The report by the House intelligence panel is unlikely to be the last word on the furor over Benghazi. A separate investigation by a House select committee is under way and members said Friday they have reviewed the House intelligence report.
The issue is certain to be raised in the 2016 presidential race if Democrat Hillary Clinton , the secretary of state in 2012, decides to run. GOP attacks over Benghazi have focused on Mrs. Clinton, as well as on Susan Rice , then the U.S. ambassador to the United Nations and now the White House national security adviser.
Ms. Rice, appearing on television news programs a week after the Sept. 11, 2012, attacks, described the events in ways later found to be inaccurate.
The report Friday found that while public statements by Ms. Rice and other U.S. officials eventually were proven wrong, the inaccuracies stemmed from poor intelligence rather than manipulation of the information.
Rather than accusing Ms. Rice and the administration of deception, the panel said, “The early intelligence assessments and the administration’s initial public narrative on the causes and motivations for the attacks were not fully accurate.”
Much of the report deals with the intelligence behind the talking points, because the committee focused on the role of intelligence agencies in the attacks.

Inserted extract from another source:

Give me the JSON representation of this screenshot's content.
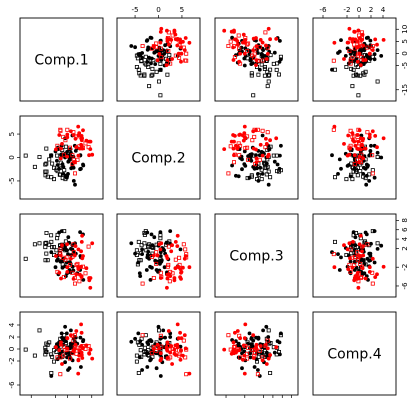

Early intelligence indicated that the attacks evolved from a protest, the report said. Other available early intelligence—which turned out later to be correct—didn’t assert there had been a protest.
Nonetheless, the CIA initially assessed that the attacks grew out of a protest, the House report said. The CIA changed its initial assessment nearly a week after Ms. Rice appeared on Sunday shows to discuss the event, determining there had been no demonstration.
The report found that analysts received 21 reports that a protest occurred in Benghazi, including 14 from public reports and others from the CIA, the Defense Department and the National Security Agency.
In a statement, Rep. Mike Rogers (R., Mich.), the committee chairman, and Rep. C.A. “Dutch” Ruppersberger (D., Md.), the senior Democrat, said the report stemmed from “thousands of hours” of investigation, including interviews with senior intelligence officials and security personnel and an extensive review of documents and intelligence assessments.
“Based on the testimony and the documents we reviewed, we concluded that all the CIA officers in Benghazi were heroes,” Messrs. Rogers and Ruppersberger said.
A bipartisan Senate intelligence committee report released in January sharply criticized American diplomats and intelligence officials, and found that the assault in Benghazi was “likely preventable” through improved security and intelligence operations.